Have you thought that the cause of depression could be your diet?
The environment in which we live is full of stressful situations.
If you are suffering from depression and, moreover, you are having serious problems, your daily life has deteriorated and you are no longer able to work, I recommend that you revise your diet instead of thinking about antidepressants.
Lack of nutrients and vitamins contributes to the development of depression.
What do we need and what should be our diet to fight depression?
Pasta, fried foods, sweets – we especially like to eat them when we are in a panic, as if they help us to calm down. However, the pleasure of taking them lasts for a short time – until the blood sugar level drops.
Unhealthy foods can exacerbate / prolong long-term problems and depression.
Australian researchers have found that a balanced diet with fruits, vegetables, meat, fish and grains significantly reduces the risk of developing depression.

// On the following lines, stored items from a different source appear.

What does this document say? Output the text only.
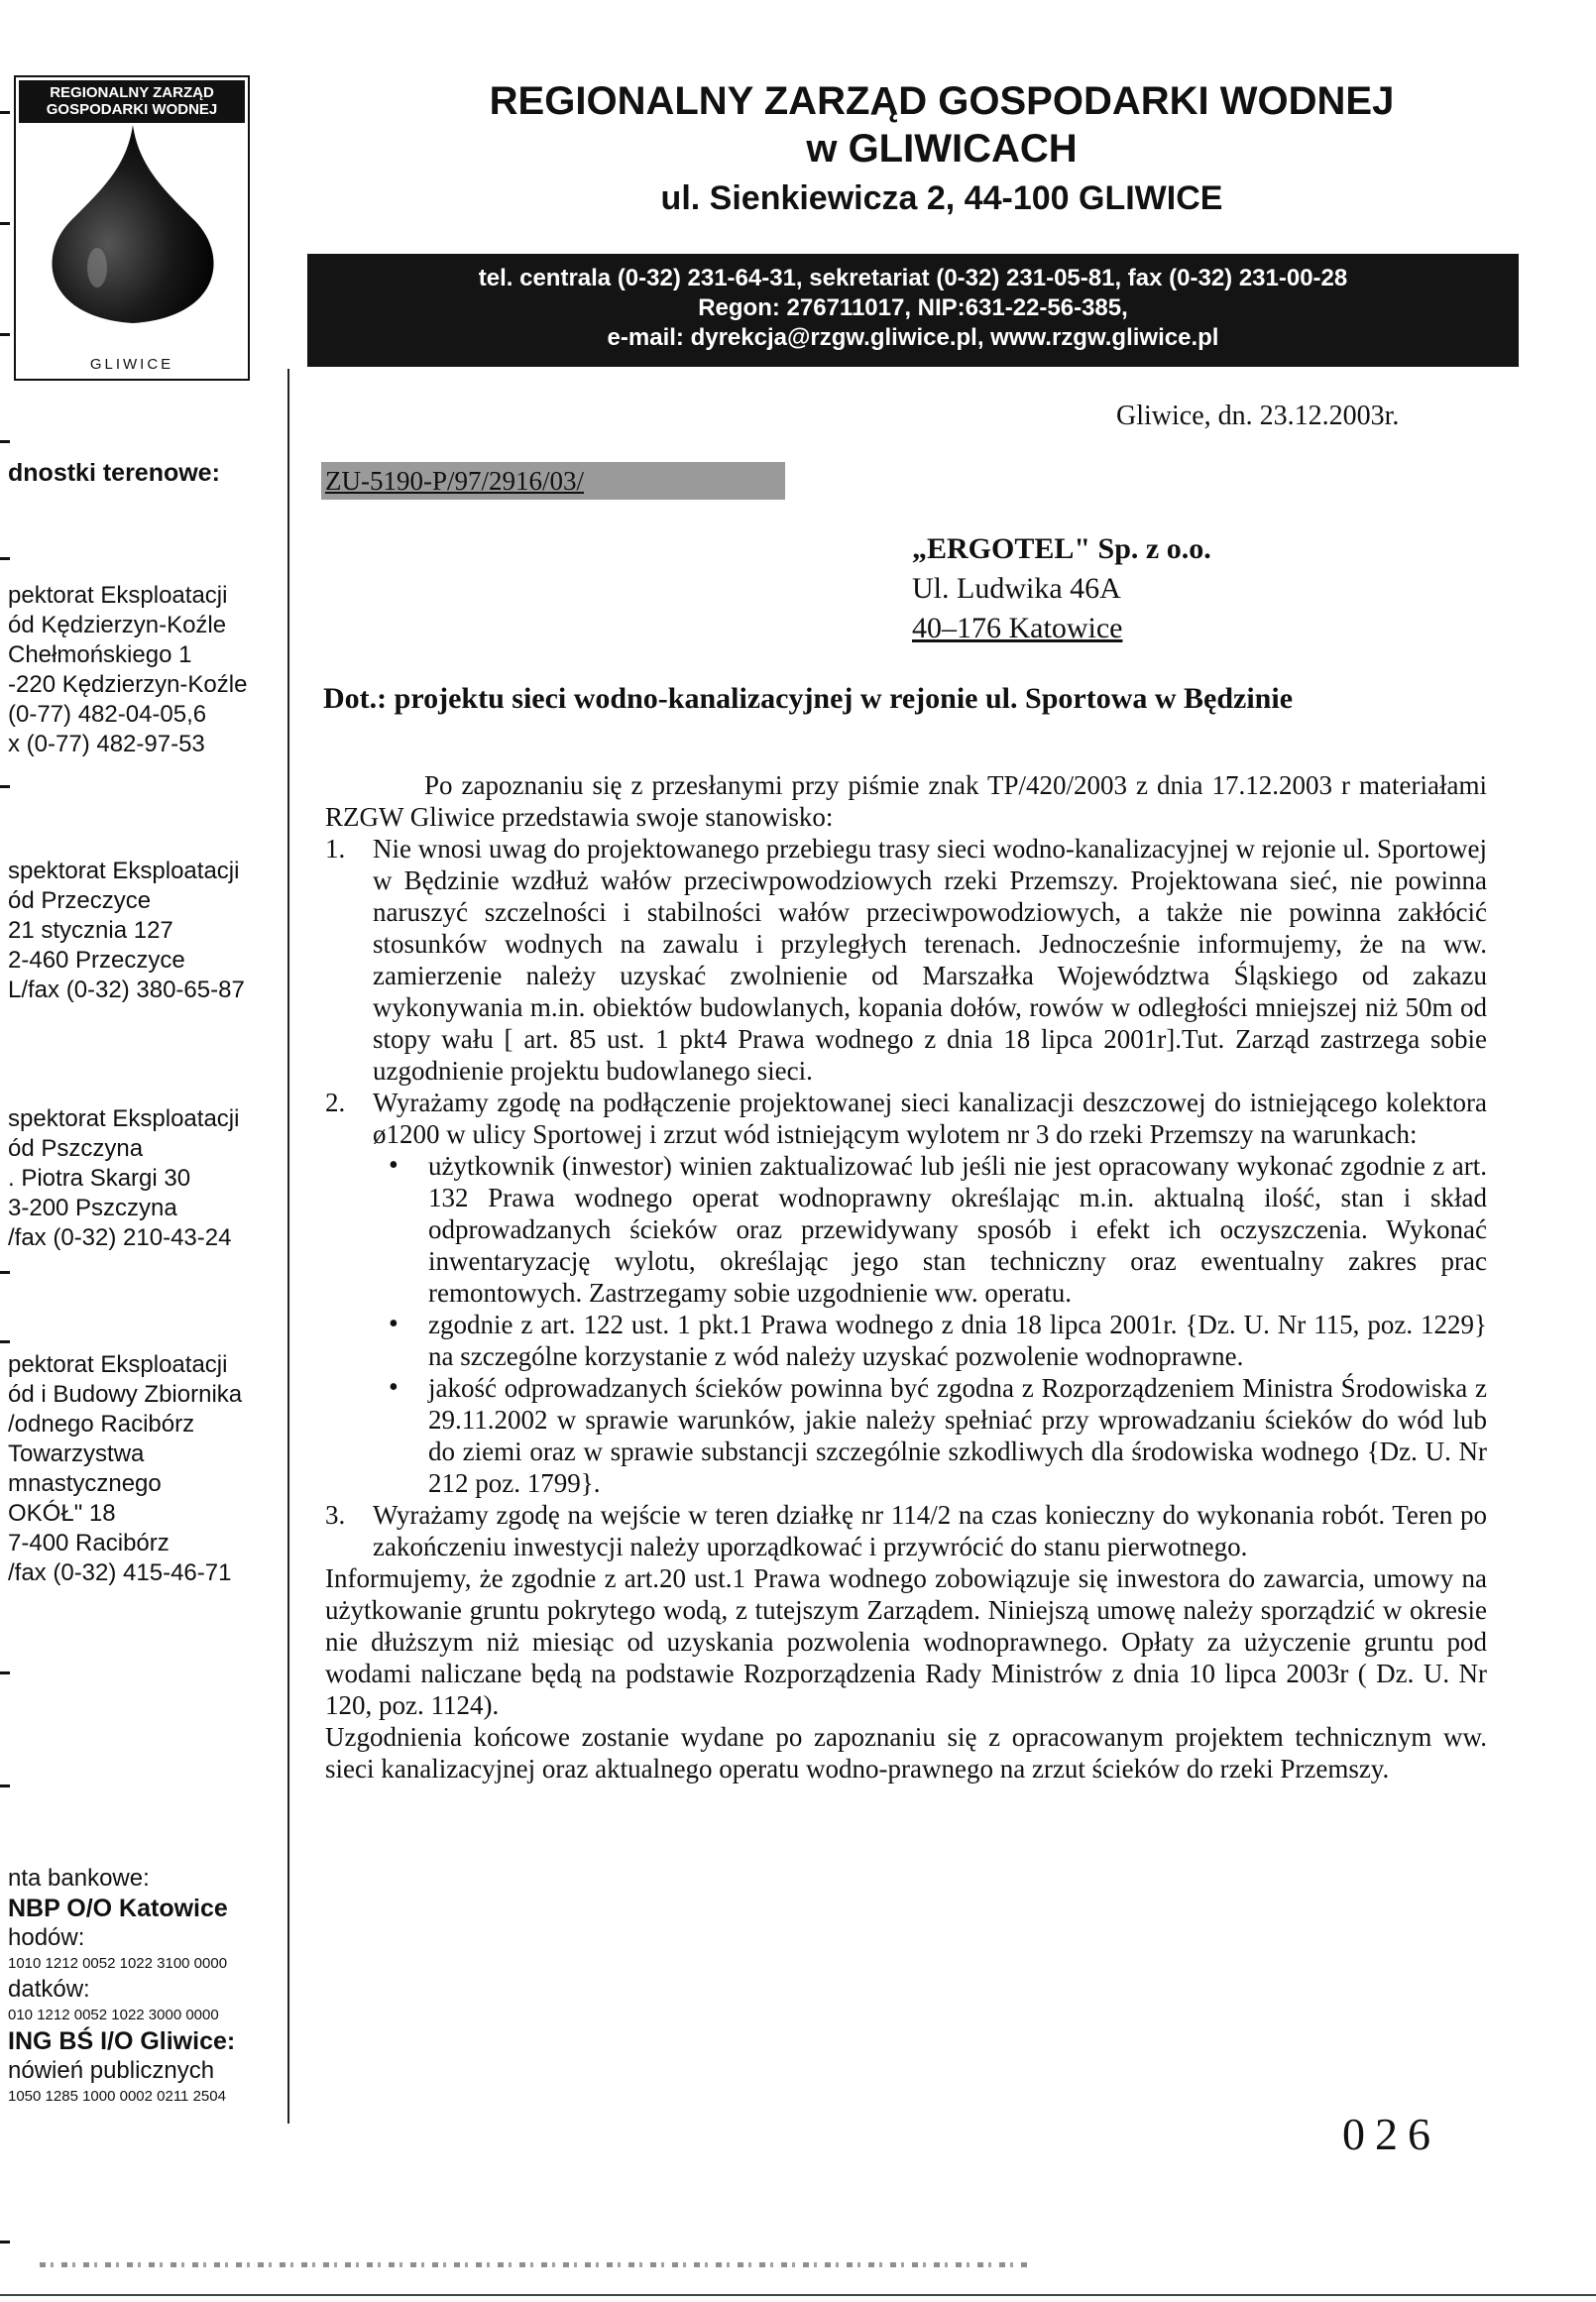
REGIONALNY ZARZĄD
GOSPODARKI WODNEJ
GLIWICE
REGIONALNY ZARZĄD GOSPODARKI WODNEJ
w GLIWICACH
ul. Sienkiewicza 2, 44-100 GLIWICE
tel. centrala (0-32) 231-64-31, sekretariat (0-32) 231-05-81, fax (0-32) 231-00-28
Regon: 276711017, NIP:631-22-56-385,
e-mail: dyrekcja@rzgw.gliwice.pl, www.rzgw.gliwice.pl
dnostki terenowe:
pektorat Eksploatacji
ód Kędzierzyn-Koźle
Chełmońskiego 1
-220 Kędzierzyn-Koźle
(0-77) 482-04-05,6
x (0-77) 482-97-53
spektorat Eksploatacji
ód Przeczyce
21 stycznia 127
2-460 Przeczyce
L/fax (0-32) 380-65-87
spektorat Eksploatacji
ód Pszczyna
. Piotra Skargi 30
3-200 Pszczyna
/fax (0-32) 210-43-24
pektorat Eksploatacji
ód i Budowy Zbiornika
/odnego Racibórz
Towarzystwa
mnastycznego
OKÓŁ" 18
7-400 Racibórz
/fax (0-32) 415-46-71
nta bankowe:
NBP O/O Katowice
hodów:
1010 1212 0052 1022 3100 0000
datków:
010 1212 0052 1022 3000 0000
ING BŚ I/O Gliwice:
nówień publicznych
1050 1285 1000 0002 0211 2504
Gliwice, dn. 23.12.2003r.
ZU-5190-P/97/2916/03/
„ERGOTEL" Sp. z o.o.
Ul. Ludwika 46A
40–176 Katowice
Dot.: projektu sieci wodno-kanalizacyjnej w rejonie ul. Sportowa w Będzinie

Po zapoznaniu się z przesłanymi przy piśmie znak TP/420/2003 z dnia 17.12.2003 r materiałami RZGW Gliwice przedstawia swoje stanowisko:

1. Nie wnosi uwag do projektowanego przebiegu trasy sieci wodno-kanalizacyjnej w rejonie ul. Sportowej w Będzinie wzdłuż wałów przeciwpowodziowych rzeki Przemszy. Projektowana sieć, nie powinna naruszyć szczelności i stabilności wałów przeciwpowodziowych, a także nie powinna zakłócić stosunków wodnych na zawalu i przyległych terenach. Jednocześnie informujemy, że na ww. zamierzenie należy uzyskać zwolnienie od Marszałka Województwa Śląskiego od zakazu wykonywania m.in. obiektów budowlanych, kopania dołów, rowów w odległości mniejszej niż 50m od stopy wału [ art. 85 ust. 1 pkt4 Prawa wodnego z dnia 18 lipca 2001r].Tut. Zarząd zastrzega sobie uzgodnienie projektu budowlanego sieci.
2. Wyrażamy zgodę na podłączenie projektowanej sieci kanalizacji deszczowej do istniejącego kolektora ø1200 w ulicy Sportowej i zrzut wód istniejącym wylotem nr 3 do rzeki Przemszy na warunkach:
• użytkownik (inwestor) winien zaktualizować lub jeśli nie jest opracowany wykonać zgodnie z art. 132 Prawa wodnego operat wodnoprawny określając m.in. aktualną ilość, stan i skład odprowadzanych ścieków oraz przewidywany sposób i efekt ich oczyszczenia. Wykonać inwentaryzację wylotu, określając jego stan techniczny oraz ewentualny zakres prac remontowych. Zastrzegamy sobie uzgodnienie ww. operatu.
• zgodnie z art. 122 ust. 1 pkt.1 Prawa wodnego z dnia 18 lipca 2001r. {Dz. U. Nr 115, poz. 1229} na szczególne korzystanie z wód należy uzyskać pozwolenie wodnoprawne.
• jakość odprowadzanych ścieków powinna być zgodna z Rozporządzeniem Ministra Środowiska z 29.11.2002 w sprawie warunków, jakie należy spełniać przy wprowadzaniu ścieków do wód lub do ziemi oraz w sprawie substancji szczególnie szkodliwych dla środowiska wodnego {Dz. U. Nr 212 poz. 1799}.
3. Wyrażamy zgodę na wejście w teren działkę nr 114/2 na czas konieczny do wykonania robót. Teren po zakończeniu inwestycji należy uporządkować i przywrócić do stanu pierwotnego.

Informujemy, że zgodnie z art.20 ust.1 Prawa wodnego zobowiązuje się inwestora do zawarcia, umowy na użytkowanie gruntu pokrytego wodą, z tutejszym Zarządem. Niniejszą umowę należy sporządzić w okresie nie dłuższym niż miesiąc od uzyskania pozwolenia wodnoprawnego. Opłaty za użyczenie gruntu pod wodami naliczane będą na podstawie Rozporządzenia Rady Ministrów z dnia 10 lipca 2003r ( Dz. U. Nr 120, poz. 1124).

Uzgodnienia końcowe zostanie wydane po zapoznaniu się z opracowanym projektem technicznym ww. sieci kanalizacyjnej oraz aktualnego operatu wodno-prawnego na zrzut ścieków do rzeki Przemszy.

026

Frequent consumption of fast food and baked goods increases the risk of developing depression by 51%.
Enrich your diet with omega 3
Omega-3 protects us from depression.
In one study, participants were taking antidepressants, and their symptoms only improved when they took fatty acid supplements.
Salmon, sardines, nuts, flax seeds are rich in omega 3. You can also take it as a supplement, on your doctor’s recommendation.
Vitamin B
B vitamins play an important role in mood regulation. There are studies proving that low levels of B12, B6 and folate lead to depression.
Lack of this vitamin indicates unhealthy diet and lack of nutrients in the body.
Older people, vegetarians, and patients with digestive disorders are often deficient in B vitamins, especially B12.
To assimilate them, eat: fish, lean meat, eggs, milk.
Amino acids
Anxiety, stress, depression – your body needs more amino acids to improve this condition. They ensure the chemical balance of the brain, increase the working capacity of the brain, help us develop mental health.
Amino acids are responsible for human biological processes, they have a building function.
Our body produces 12 amino acids, while the other 8 are absorbed through food. They are found in meat, eggs, beans, milk, peas and grains.
Sugar balance
When you are depressed, your chances of relying on carbohydrates and sugar increase. Remember, consuming large amounts of sugar can make depression worse, and the pleasure and relief you get from sweets can be temporary.
Processed foods that are high in sugar contribute to inflammatory processes in the body. They also contain large amounts of salt, which causes an increase in blood pressure.
In turn, hypertension implies an increased risk of stroke and heart attack.
Take care of your health, eat healthy and you will soon feel better, both physically and mentally.